Be the change, and live the change. We are all going to different places, in different directions. So I ask that you continue these ideals wherever you go. If we all buy in and have this mentality, our light will spread to anyone we meet. It happens whenever I speak about the Holocaust to high school classes. Have conversations, ask questions, listen to others, and lead like I know you can, and will. When these ideas spread far and wide, and there is a leader exemplifying these ideals, then we are on our way. We aren’t there yet, but gosh would we be closer than we have ever been. There is so much division in our world.

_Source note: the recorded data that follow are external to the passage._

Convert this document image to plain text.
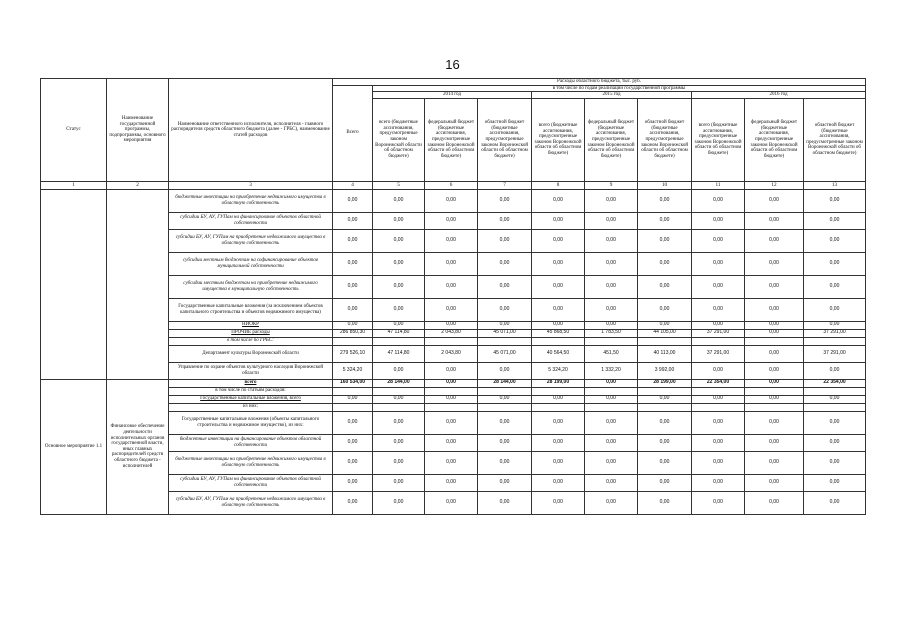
16
Статус	Наименование государственной программы, подпрограммы, основного мероприятия	Наименование ответственного исполнителя, исполнителя - главного распорядителя средств областного бюджета (далее - ГРБС), наименование статей расходов	Расходы областного бюджета, тыс. руб.									
			Всего	в том числе по годам реализации государственной программы								
				2014 год			2015 год			2016 год		
				всего (бюджетные ассигнования, предусмотренные законом Воронежской области об областном бюджете)	федеральный бюджет (бюджетные ассигнования, предусмотренные законом Воронежской области об областном бюджете)	областной бюджет (бюджетные ассигнования, предусмотренные законом Воронежской области об областном бюджете)	всего (бюджетные ассигнования, предусмотренные законом Воронежской области об областном бюджете)	федеральный бюджет (бюджетные ассигнования, предусмотренные законом Воронежской области об областном бюджете)	областной бюджет (бюджетные ассигнования, предусмотренные законом Воронежской области об областном бюджете)	всего (бюджетные ассигнования, предусмотренные законом Воронежской области об областном бюджете)	федеральный бюджет (бюджетные ассигнования, предусмотренные законом Воронежской области об областном бюджете)	областной бюджет (бюджетные ассигнования, предусмотренные законом Воронежской области об областном бюджете)
1	2	3	4	5	6	7	8	9	10	11	12	13
		бюджетные инвестиции на приобретение недвижимого имущества в областную собственность	0,00	0,00	0,00	0,00	0,00	0,00	0,00	0,00	0,00	0,00
		субсидии БУ, АУ, ГУПам на финансирование объектов областной собственности	0,00	0,00	0,00	0,00	0,00	0,00	0,00	0,00	0,00	0,00
		субсидии БУ, АУ, ГУПам на приобретение недвижимого имущества в областную собственность	0,00	0,00	0,00	0,00	0,00	0,00	0,00	0,00	0,00	0,00
		субсидии местным бюджетам на софинансирование объектов муниципальной собственности	0,00	0,00	0,00	0,00	0,00	0,00	0,00	0,00	0,00	0,00
		субсидии местным бюджетам на приобретение недвижимого имущества в муниципальную собственность	0,00	0,00	0,00	0,00	0,00	0,00	0,00	0,00	0,00	0,00
		Государственные капитальные вложения (за исключением объектов капитального строительства и объектов недвижимого имущества)	0,00	0,00	0,00	0,00	0,00	0,00	0,00	0,00	0,00	0,00
		НИОКР	0,00	0,00	0,00	0,00	0,00	0,00	0,00	0,00	0,00	0,00
		ПРОЧИЕ расходы	286 850,30	47 114,80	2 043,80	45 071,00	45 868,50	1 783,50	44 105,00	37 291,00	0,00	37 291,00
		в том числе по ГРБС:										
		Департамент культуры Воронежской области	279 526,10	47 114,80	2 043,80	45 071,00	40 564,50	451,50	40 113,00	37 291,00	0,00	37 291,00
		Управление по охране объектов культурного наследия Воронежской области	5 324,20	0,00	0,00	0,00	5 324,20	1 332,20	3 992,00	0,00	0,00	0,00
Основное мероприятие 1.1	Финансовое обеспечение деятельности исполнительных органов государственной власти, иных главных распорядителей средств областного бюджета - исполнителей	всего	160 534,00	28 144,00	0,00	28 144,00	28 199,00	0,00	28 199,00	22 354,00	0,00	22 354,00
		в том числе по статьям расходов:										
		Государственные капитальные вложения, всего	0,00	0,00	0,00	0,00	0,00	0,00	0,00	0,00	0,00	0,00
		из них:										
		Государственные капитальные вложения (объекты капитального строительства и недвижимое имущество), из них:	0,00	0,00	0,00	0,00	0,00	0,00	0,00	0,00	0,00	0,00
		бюджетные инвестиции на финансирование объектов областной собственности	0,00	0,00	0,00	0,00	0,00	0,00	0,00	0,00	0,00	0,00
		бюджетные инвестиции на приобретение недвижимого имущества в областную собственность	0,00	0,00	0,00	0,00	0,00	0,00	0,00	0,00	0,00	0,00
		субсидии БУ, АУ, ГУПам на финансирование объектов областной собственности	0,00	0,00	0,00	0,00	0,00	0,00	0,00	0,00	0,00	0,00
		субсидии БУ, АУ, ГУПам на приобретение недвижимого имущества в областную собственность	0,00	0,00	0,00	0,00	0,00	0,00	0,00	0,00	0,00	0,00
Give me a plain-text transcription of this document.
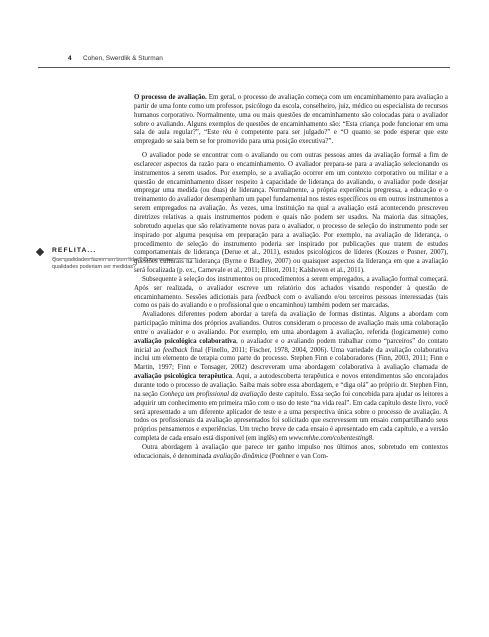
4 Cohen, Swerdlik & Sturman
REFLITA...
Que qualidades fazem um bom líder? Como essas qualidades poderiam ser medidas?

O processo de avaliação. Em geral, o processo de avaliação começa com um encaminhamento para avaliação a partir de uma fonte como um professor, psicólogo da escola, conselheiro, juiz, médico ou especialista de recursos humanos corporativo. Normalmente, uma ou mais questões de encaminhamento são colocadas para o avaliador sobre o avaliando. Alguns exemplos de questões de encaminhamento são: “Esta criança pode funcionar em uma sala de aula regular?”, “Este réu é competente para ser julgado?” e “O quanto se pode esperar que este empregado se saia bem se for promovido para uma posição executiva?”.

O avaliador pode se encontrar com o avaliando ou com outras pessoas antes da avaliação formal a fim de esclarecer aspectos da razão para o encaminhamento. O avaliador prepara-se para a avaliação selecionando os instrumentos a serem usados. Por exemplo, se a avaliação ocorrer em um contexto corporativo ou militar e a questão de encaminhamento disser respeito à capacidade de liderança do avaliando, o avaliador pode desejar empregar uma medida (ou duas) de liderança. Normalmente, a própria experiência pregressa, a educação e o treinamento do avaliador desempenham um papel fundamental nos testes específicos ou em outros instrumentos a serem empregados na avaliação. Às vezes, uma instituição na qual a avaliação está acontecendo prescreveu diretrizes relativas a quais instrumentos podem e quais não podem ser usados. Na maioria das situações, sobretudo aquelas que são relativamente novas para o avaliador, o processo de seleção do instrumento pode ser inspirado por alguma pesquisa em preparação para a avaliação. Por exemplo, na avaliação de liderança, o procedimento de seleção do instrumento poderia ser inspirado por publicações que tratem de estudos comportamentais de liderança (Derue et al., 2011), estudos psicológicos de líderes (Kouzes e Posner, 2007), questões culturais na liderança (Byrne e Bradley, 2007) ou quaisquer aspectos da liderança em que a avaliação será focalizada (p. ex., Carnevale et al., 2011; Elliott, 2011; Kalshoven et al., 2011).

Subsequente à seleção dos instrumentos ou procedimentos a serem empregados, a avaliação formal começará. Após ser realizada, o avaliador escreve um relatório dos achados visando responder à questão de encaminhamento. Sessões adicionais para feedback com o avaliando e/ou terceiros pessoas interessadas (tais como os pais do avaliando e o profissional que o encaminhou) também podem ser marcadas.

Avaliadores diferentes podem abordar a tarefa da avaliação de formas distintas. Alguns a abordam com participação mínima dos próprios avaliandos. Outros consideram o processo de avaliação mais uma colaboração entre o avaliador e o avaliando. Por exemplo, em uma abordagem à avaliação, referida (logicamente) como avaliação psicológica colaborativa, o avaliador e o avaliando podem trabalhar como “parceiros” do contato inicial ao feedback final (Finello, 2011; Fischer, 1978, 2004, 2006). Uma variedade da avaliação colaborativa inclui um elemento de terapia como parte do processo. Stephen Finn e colaboradores (Finn, 2003, 2011; Finn e Martin, 1997; Finn e Tonsager, 2002) descreveram uma abordagem colaborativa à avaliação chamada de avaliação psicológica terapêutica. Aqui, a autodescoberta terapêutica e novos entendimentos são encorajados durante todo o processo de avaliação. Saiba mais sobre essa abordagem, e “diga olá” ao próprio dr. Stephen Finn, na seção Conheça um profissional da avaliação deste capítulo. Essa seção foi concebida para ajudar os leitores a adquirir um conhecimento em primeira mão com o uso do teste “na vida real”. Em cada capítulo deste livro, você será apresentado a um diferente aplicador de teste e a uma perspectiva única sobre o processo de avaliação. A todos os profissionais da avaliação apresentados foi solicitado que escrevessem um ensaio compartilhando seus próprios pensamentos e experiências. Um trecho breve de cada ensaio é apresentado em cada capítulo, e a versão completa de cada ensaio está disponível (em inglês) em www.mhhe.com/cohentesting8.

Outra abordagem à avaliação que parece ter ganho impulso nos últimos anos, sobretudo em contextos educacionais, é denominada avaliação dinâmica (Poehner e van Com-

We do so much better as a society and communities when we use our differences to unite us. We can work for a better tomorrow. This begins with you. You have been given the most precious thing in life: an education at an amazing institution. While I may not know if we will be using the Foreign Exchange Market Graph from Macroeconomics, or the Equation for Standard Error in Statistics, or Close Reading a page in a book written 250 years ago in an elective English class we put as our third choice, what I know what we will be using for sure, is the social and professional IQ we have gained here.

You are prepared for the real world. I don’t even remember how to calculate a confidence interval and my AP Stats exam was last week, but what I will remember is how to actively engage others and prepare for the world unknown of tomorrow. It is ever so important that young people participate and engage in our institutions. Help solve problems and have your voice heard. A quote from my hero, Janusz Korczak, is “The first, indisputable right of a child is to articulate his own thoughts and take an active role in our discussions and verdicts about him…[When all this] there will be fewer riddles and mistakes.” We are the future…and the future is bright.

I will admit I am scared of the world of tomorrow, but what gives me hope, what sometimes makes me a little less afraid, is the thought that young adults like yourselves are preparing to meet the world and its people with confidence, intelligence, and empathy. Parents and faculty, thank you for dedicating your lives to enriching your children’s and students’ lives. You have made a difference by gifting us the most precious thing in life that no one can take away from you. Speaking on behalf of our class, thank you, thank you, thank you for sacrificing part of yourselves for us.

Lastly, to the students, it has been a privilege to have walked these halls with you, and I thank you for everything. And, to what you have heard me say tens, even hundreds of times, and quite possibly the last time until we meet again: Never be afraid to stand up for what is right. You do have the power to change the world. And still today in our time of celebration and recognition, we acknowledge that we are ready to and have a responsibility to face the world and its people with empathy, compassion, and whole-heartedness. Ladies and gentlemen, parents and faculty, and my fellow peers. Thank you and congratulations.